What are the student loan repayment options in 2026?

In 2026, federal student loan borrowers can choose from Standard (10-year fixed), Graduated (increasing payments over 10 years), Extended (up to 25 years), Income-Based Repayment (IBR), and the new Repayment Assistance Plan (RAP) launching July 1, 2026. The SAVE, ICR, and PAYE plans are being phased out by July 2028. Borrowers can also refinance with private lenders.

What happened to the SAVE plan?

The SAVE plan is being eliminated following court challenges and the One Big Beautiful Bill Act signed in July 2025. Over 7 million borrowers in SAVE forbearance need to switch to a different plan.

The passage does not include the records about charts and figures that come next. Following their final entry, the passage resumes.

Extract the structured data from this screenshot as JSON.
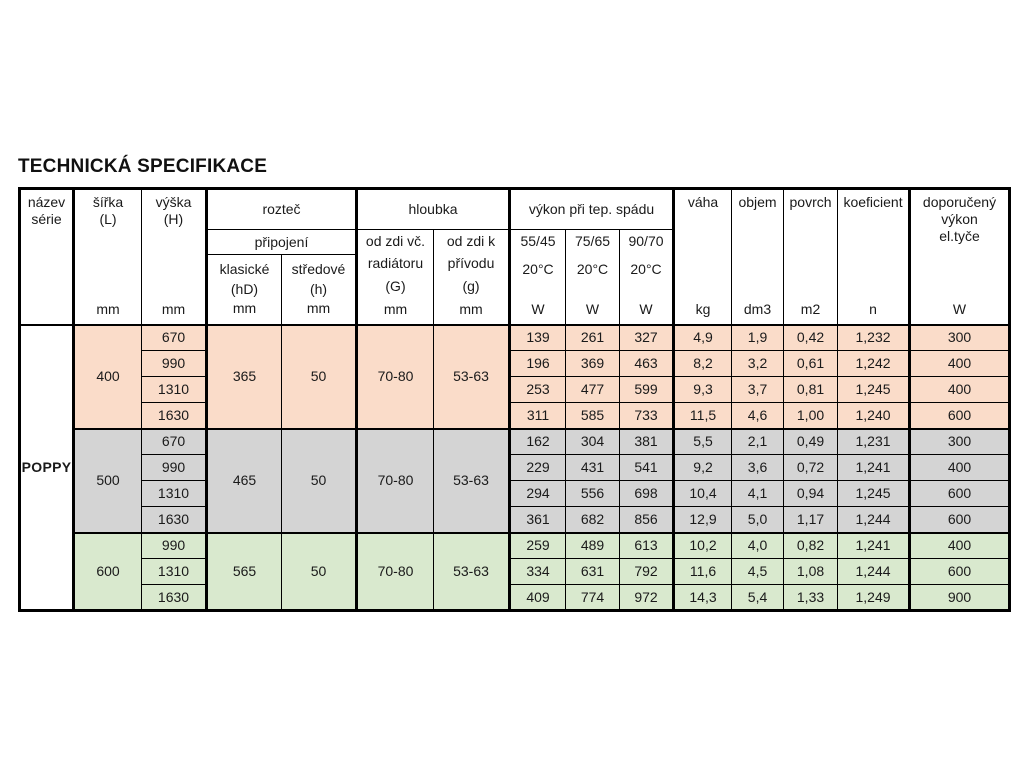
{
  "title": "TECHNICKÁ SPECIFIKACE",
  "colors": {
    "group_400_fill": "#fadcc9",
    "group_500_fill": "#d4d4d4",
    "group_600_fill": "#d9e9ce",
    "border": "#000000",
    "background": "#ffffff"
  },
  "table": {
    "header": {
      "name_series": {
        "line1": "název",
        "line2": "série"
      },
      "width": {
        "label": "šířka",
        "paren": "(L)",
        "unit": "mm"
      },
      "height": {
        "label": "výška",
        "paren": "(H)",
        "unit": "mm"
      },
      "pitch": {
        "group": "rozteč",
        "subgroup": "připojení",
        "classic": {
          "label": "klasické",
          "paren": "(hD)",
          "unit": "mm"
        },
        "central": {
          "label": "středové",
          "paren": "(h)",
          "unit": "mm"
        }
      },
      "depth": {
        "group": "hloubka",
        "from_wall_incl": {
          "line1": "od zdi vč.",
          "line2": "radiátoru",
          "paren": "(G)",
          "unit": "mm"
        },
        "from_wall_supply": {
          "line1": "od zdi k",
          "line2": "přívodu",
          "paren": "(g)",
          "unit": "mm"
        }
      },
      "power": {
        "group": "výkon při tep. spádu",
        "t5545": {
          "label": "55/45",
          "temp": "20°C",
          "unit": "W"
        },
        "t7565": {
          "label": "75/65",
          "temp": "20°C",
          "unit": "W"
        },
        "t9070": {
          "label": "90/70",
          "temp": "20°C",
          "unit": "W"
        }
      },
      "weight": {
        "label": "váha",
        "unit": "kg"
      },
      "volume": {
        "label": "objem",
        "unit": "dm3"
      },
      "surface": {
        "label": "povrch",
        "unit": "m2"
      },
      "coefficient": {
        "label": "koeficient",
        "unit": "n"
      },
      "recommended": {
        "line1": "doporučený",
        "line2": "výkon",
        "line3": "el.tyče",
        "unit": "W"
      }
    },
    "series_name": "POPPY",
    "groups": [
      {
        "width": "400",
        "pitch_classic": "365",
        "pitch_central": "50",
        "depth_wall": "70-80",
        "depth_supply": "53-63",
        "fill": "#fadcc9",
        "rows": [
          {
            "height": "670",
            "p5545": "139",
            "p7565": "261",
            "p9070": "327",
            "weight": "4,9",
            "volume": "1,9",
            "surface": "0,42",
            "coefficient": "1,232",
            "recommended": "300"
          },
          {
            "height": "990",
            "p5545": "196",
            "p7565": "369",
            "p9070": "463",
            "weight": "8,2",
            "volume": "3,2",
            "surface": "0,61",
            "coefficient": "1,242",
            "recommended": "400"
          },
          {
            "height": "1310",
            "p5545": "253",
            "p7565": "477",
            "p9070": "599",
            "weight": "9,3",
            "volume": "3,7",
            "surface": "0,81",
            "coefficient": "1,245",
            "recommended": "400"
          },
          {
            "height": "1630",
            "p5545": "311",
            "p7565": "585",
            "p9070": "733",
            "weight": "11,5",
            "volume": "4,6",
            "surface": "1,00",
            "coefficient": "1,240",
            "recommended": "600"
          }
        ]
      },
      {
        "width": "500",
        "pitch_classic": "465",
        "pitch_central": "50",
        "depth_wall": "70-80",
        "depth_supply": "53-63",
        "fill": "#d4d4d4",
        "rows": [
          {
            "height": "670",
            "p5545": "162",
            "p7565": "304",
            "p9070": "381",
            "weight": "5,5",
            "volume": "2,1",
            "surface": "0,49",
            "coefficient": "1,231",
            "recommended": "300"
          },
          {
            "height": "990",
            "p5545": "229",
            "p7565": "431",
            "p9070": "541",
            "weight": "9,2",
            "volume": "3,6",
            "surface": "0,72",
            "coefficient": "1,241",
            "recommended": "400"
          },
          {
            "height": "1310",
            "p5545": "294",
            "p7565": "556",
            "p9070": "698",
            "weight": "10,4",
            "volume": "4,1",
            "surface": "0,94",
            "coefficient": "1,245",
            "recommended": "600"
          },
          {
            "height": "1630",
            "p5545": "361",
            "p7565": "682",
            "p9070": "856",
            "weight": "12,9",
            "volume": "5,0",
            "surface": "1,17",
            "coefficient": "1,244",
            "recommended": "600"
          }
        ]
      },
      {
        "width": "600",
        "pitch_classic": "565",
        "pitch_central": "50",
        "depth_wall": "70-80",
        "depth_supply": "53-63",
        "fill": "#d9e9ce",
        "rows": [
          {
            "height": "990",
            "p5545": "259",
            "p7565": "489",
            "p9070": "613",
            "weight": "10,2",
            "volume": "4,0",
            "surface": "0,82",
            "coefficient": "1,241",
            "recommended": "400"
          },
          {
            "height": "1310",
            "p5545": "334",
            "p7565": "631",
            "p9070": "792",
            "weight": "11,6",
            "volume": "4,5",
            "surface": "1,08",
            "coefficient": "1,244",
            "recommended": "600"
          },
          {
            "height": "1630",
            "p5545": "409",
            "p7565": "774",
            "p9070": "972",
            "weight": "14,3",
            "volume": "5,4",
            "surface": "1,33",
            "coefficient": "1,249",
            "recommended": "900"
          }
        ]
      }
    ]
  }
}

The Department of Education recommends switching to Income-Based Repayment (IBR). Interest began accruing again on August 1, 2025.

What is the new RAP plan for student loans?

The Repayment Assistance Plan (RAP) launches July 1, 2026 as the replacement for SAVE, ICR, and PAYE. Payments are 1-10% of adjusted gross income with a minimum of $10/month. Forgiveness comes after 30 years (longer than previous plans). RAP includes an interest subsidy but is NOT available to Parent PLUS borrowers.

Should I refinance my student loans in 2026?

Only refinance if you have stable income, good credit (to qualify for a lower rate), and no interest in federal protections like IDR, PSLF, deferment, or forbearance. Refinancing replaces federal loans with private loans — permanently losing all federal benefits. If you qualify for a rate at least 1.5-2% below your federal rate, the interest savings can be significant.

Is student loan forgiveness taxable in 2026?

Forgiveness through income-driven repayment plans (IBR, RAP) may be taxable as income starting in 2026, as the American Rescue Plan tax exemption expired at the end of 2025. Public Service Loan Forgiveness (PSLF) remains tax-free regardless. Consult a tax professional about your specific situation.